Here's a frequent flyer/transit lounge/vicarious listening music column for those at home who want to get their musical passport stamped.

Elsewhere has so many CDs and downloads commanding and demanding attention that we run occasional columns which scoop up releases by international artists (IN BRIEF), in much the same way as our SHORT CUTS column picks out New Zealand artists.

And of course Yasmin Brown picks up EPs in her column.

But we also go international . . . 


Catarina dos Santos: Radio Kriola; Reflections on Portuguese Identity (ARC Music)

Singer and composer dos Santos is yet another of the diaspora of musicians from their home country who has relocated to Europe (so often the case with African musicians) or the US (as is the case here).

She grew up around music (her father was a programmer for the cultural centre in the polyglot town of Barreiro and she studies at the school of jazz in Lisbon before moving to New York.

For this quietly persuasive collection she draws on material which has reference points in sophisticated jazz, fado with Brazilian influences, Cape Verde, Angola, Puerto Rico . . .

The diaspora of musicians also applies to the music itself in this case here as she and her excellent ensemble (acoustic guitars to clarinet and programming) offer supple shuffles, whispery but assured vocals and delightfully melodic songs imbued with tropical warmth.

All in Portuguese of course, but the booklet has a synopsis of each song/story in English, and even though the issues are sometimes serious –immigrants, women's role in transmitting culture, memories – these subtle arrangements and dos Santos' seductive singing make for an album which feels balanced and engaging.

A Dancer's Redemption, by Catarina dos Santos


Various Artists: A Woman's World (ARC Music)

The way parts of the political world are turning it seems less and less a woman's world and beleaguered groups in various societies are more and more needing “songs of resilience and hope” (the subtitle of this 12 song collection which world music women sharing their societies and thoughts.

A few names may be familiar to Elsewhere readers: Lena Lichtenberg, Minyeshu, Hanitra, Khiyo, Ana Alcaide, Ceumar, Afrika Mamas and Maria Ana Bobone.

These are all very different singers from different parts of the planet (Ethiopia to the Balkans, Russia to Brazil, Pakistan to South Africa) so the styles are diverse and the languages all different.

Because of that it is impossible to offer any sensible synopsis of the whole but again you rely on the excellent liner notes for the songs' meanings . . . and perhaps as pointers to some of these artists to hear more.

Check our links to artists we have profiled.

Eka/Peaceful Air, by Minyeshu


Los Ruphay: A Cry for Revolution (ARC Music)

If the idea of a Bolivian folkloric band brings to mid images of the Andean pipe groups busking just about everywhere in Europe then this band will offer some respite from that relentlessly upbeat stuff (but which invariably includes El Condor Pasa).

This group from La Paz certainly deploy the pipes but to a much more earthy and declamatory effect where they pay tribute to the raw earth and mountains of their homeland.
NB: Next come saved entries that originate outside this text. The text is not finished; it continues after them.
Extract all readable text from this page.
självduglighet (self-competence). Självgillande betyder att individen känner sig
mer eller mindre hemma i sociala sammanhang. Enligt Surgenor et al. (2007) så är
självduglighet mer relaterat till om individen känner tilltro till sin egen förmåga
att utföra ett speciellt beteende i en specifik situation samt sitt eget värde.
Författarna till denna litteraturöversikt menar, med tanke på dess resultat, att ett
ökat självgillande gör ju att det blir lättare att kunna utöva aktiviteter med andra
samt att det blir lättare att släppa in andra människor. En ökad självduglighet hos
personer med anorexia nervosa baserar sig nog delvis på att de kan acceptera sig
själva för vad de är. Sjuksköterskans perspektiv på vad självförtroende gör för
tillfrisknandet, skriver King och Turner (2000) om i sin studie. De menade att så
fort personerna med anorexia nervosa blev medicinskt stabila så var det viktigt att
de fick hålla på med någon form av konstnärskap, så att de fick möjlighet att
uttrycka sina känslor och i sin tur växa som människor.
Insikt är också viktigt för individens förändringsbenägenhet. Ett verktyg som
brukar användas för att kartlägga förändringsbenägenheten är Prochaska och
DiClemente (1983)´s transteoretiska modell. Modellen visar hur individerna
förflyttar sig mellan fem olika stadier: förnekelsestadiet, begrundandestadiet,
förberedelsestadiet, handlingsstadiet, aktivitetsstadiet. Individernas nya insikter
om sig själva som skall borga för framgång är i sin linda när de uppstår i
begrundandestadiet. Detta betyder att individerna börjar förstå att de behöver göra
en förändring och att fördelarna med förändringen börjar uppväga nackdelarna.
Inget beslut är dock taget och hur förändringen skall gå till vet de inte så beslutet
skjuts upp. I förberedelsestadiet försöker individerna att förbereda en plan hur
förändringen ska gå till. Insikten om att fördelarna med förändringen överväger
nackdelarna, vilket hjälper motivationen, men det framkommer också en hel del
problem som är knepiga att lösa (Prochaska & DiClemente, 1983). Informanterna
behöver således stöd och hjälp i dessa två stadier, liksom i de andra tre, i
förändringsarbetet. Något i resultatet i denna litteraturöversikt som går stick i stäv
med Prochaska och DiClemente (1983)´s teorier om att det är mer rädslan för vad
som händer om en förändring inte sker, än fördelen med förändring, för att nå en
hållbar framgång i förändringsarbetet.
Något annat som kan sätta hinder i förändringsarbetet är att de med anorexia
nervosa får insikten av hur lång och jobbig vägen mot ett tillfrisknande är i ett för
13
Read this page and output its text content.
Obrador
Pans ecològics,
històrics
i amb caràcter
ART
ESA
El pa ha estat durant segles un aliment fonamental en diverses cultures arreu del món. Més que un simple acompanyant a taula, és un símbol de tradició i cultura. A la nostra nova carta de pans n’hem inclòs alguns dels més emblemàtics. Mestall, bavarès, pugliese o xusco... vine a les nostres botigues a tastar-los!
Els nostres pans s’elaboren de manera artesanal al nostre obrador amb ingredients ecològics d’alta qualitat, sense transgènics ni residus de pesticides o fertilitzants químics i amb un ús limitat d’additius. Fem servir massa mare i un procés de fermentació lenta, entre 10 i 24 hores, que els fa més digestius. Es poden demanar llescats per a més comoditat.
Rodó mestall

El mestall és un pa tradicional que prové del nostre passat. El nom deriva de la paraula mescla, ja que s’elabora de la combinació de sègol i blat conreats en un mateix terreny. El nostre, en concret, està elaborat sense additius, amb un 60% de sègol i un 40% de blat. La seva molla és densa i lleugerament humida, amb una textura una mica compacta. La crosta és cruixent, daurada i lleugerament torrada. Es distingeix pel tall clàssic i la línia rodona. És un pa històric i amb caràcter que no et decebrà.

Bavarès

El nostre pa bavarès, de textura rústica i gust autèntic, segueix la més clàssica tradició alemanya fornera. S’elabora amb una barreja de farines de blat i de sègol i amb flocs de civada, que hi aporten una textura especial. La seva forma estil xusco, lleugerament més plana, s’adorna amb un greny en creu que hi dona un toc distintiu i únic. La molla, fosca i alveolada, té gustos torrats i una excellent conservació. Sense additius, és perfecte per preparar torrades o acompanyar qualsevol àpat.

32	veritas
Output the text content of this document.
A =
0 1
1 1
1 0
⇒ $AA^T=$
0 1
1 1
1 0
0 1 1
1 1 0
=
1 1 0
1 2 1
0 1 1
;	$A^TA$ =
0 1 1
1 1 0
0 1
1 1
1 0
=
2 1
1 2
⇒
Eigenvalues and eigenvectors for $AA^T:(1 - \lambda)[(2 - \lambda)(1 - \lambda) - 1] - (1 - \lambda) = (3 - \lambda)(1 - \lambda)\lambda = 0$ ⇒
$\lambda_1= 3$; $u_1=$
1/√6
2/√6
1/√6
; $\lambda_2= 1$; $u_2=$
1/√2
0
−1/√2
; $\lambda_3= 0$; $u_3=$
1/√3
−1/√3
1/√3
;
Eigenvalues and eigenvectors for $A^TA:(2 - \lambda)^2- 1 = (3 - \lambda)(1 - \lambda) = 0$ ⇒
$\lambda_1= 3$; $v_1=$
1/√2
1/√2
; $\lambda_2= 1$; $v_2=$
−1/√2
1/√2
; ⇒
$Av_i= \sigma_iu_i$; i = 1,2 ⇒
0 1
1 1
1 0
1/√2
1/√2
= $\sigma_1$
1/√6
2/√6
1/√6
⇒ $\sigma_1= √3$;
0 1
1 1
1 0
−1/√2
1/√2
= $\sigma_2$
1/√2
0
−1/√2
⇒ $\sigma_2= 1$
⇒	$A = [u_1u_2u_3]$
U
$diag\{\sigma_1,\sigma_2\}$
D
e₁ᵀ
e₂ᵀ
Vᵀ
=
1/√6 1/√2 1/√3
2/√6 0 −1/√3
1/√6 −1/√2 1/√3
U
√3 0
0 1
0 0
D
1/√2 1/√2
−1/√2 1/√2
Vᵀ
They were founded 50 years ago and were the first band to sign to the ARC label (in '76) and this album is a tribute their founder, the writer and musician Mario Gutierrez.

Inevitably the pipes (here much deeper and with wider range than what you see in the markets and thoroughfares of Paris or Berlin) might bring to mind those familiar street performers but here there is a gravitas and sense of yearning which is very different. None of those people would probably play pieces with titles like A Cold That Kills, or From Deep Inside.

There are deep and unusual resonances here (some of which cry for samplers and loopers) and in a piece like Tunupan Ajayupaj/Spirit of Tunupa Mountain you are on the cusp of an evocative soundscape which evokes mountain winds and sounds almost like electronica.

The lament for the ravages on the land wrought by Man with cello as on Pachamamasti Llakitawa/ Mother Earth is Sad (with a singer who sounds a bit like Yoko in ballad mode) is very moving.

So with ritual music, soundscapes and those deeper pipes and charango, this is some distance from the familiar Andean pipe groups.

Something much more vital, important and impressive.

Tunupan Ajayupaj/Spirit of Tunupa Mountain, by Los Ruphay


Viguela: A Tiempo Real (ARC Music)

Subtitled “a new take on Spanish tradition”, this raw double album recorded in Toledo, Spain comes with a title which conveys its immediacy: In Real Time.

These 25 traditional songs are apparently given new arrangements by the quartet (pictured on the cover but other names are appended) but to these ears they sound as if they might have been recorded in a large room early last century, and speak of things in the even more distant past.

The instrumentation is simple (sometimes the songs are a cappella) and consist of tambourine, hand drums and acoustic guitar, but the strength comes from the voices of Carmen Torres Delgado and Maria del Rosario Nieto Palomo who could sing to a whole village just from their front porch.

Given the nature of this – all in Spanish, traditional, stripped back – it will not be to many tastes (and it is a challenge) but given what they are doing by keeping this music alive it is certainly a worthwhile recording even if it destined to sell in very, very tiny quantities.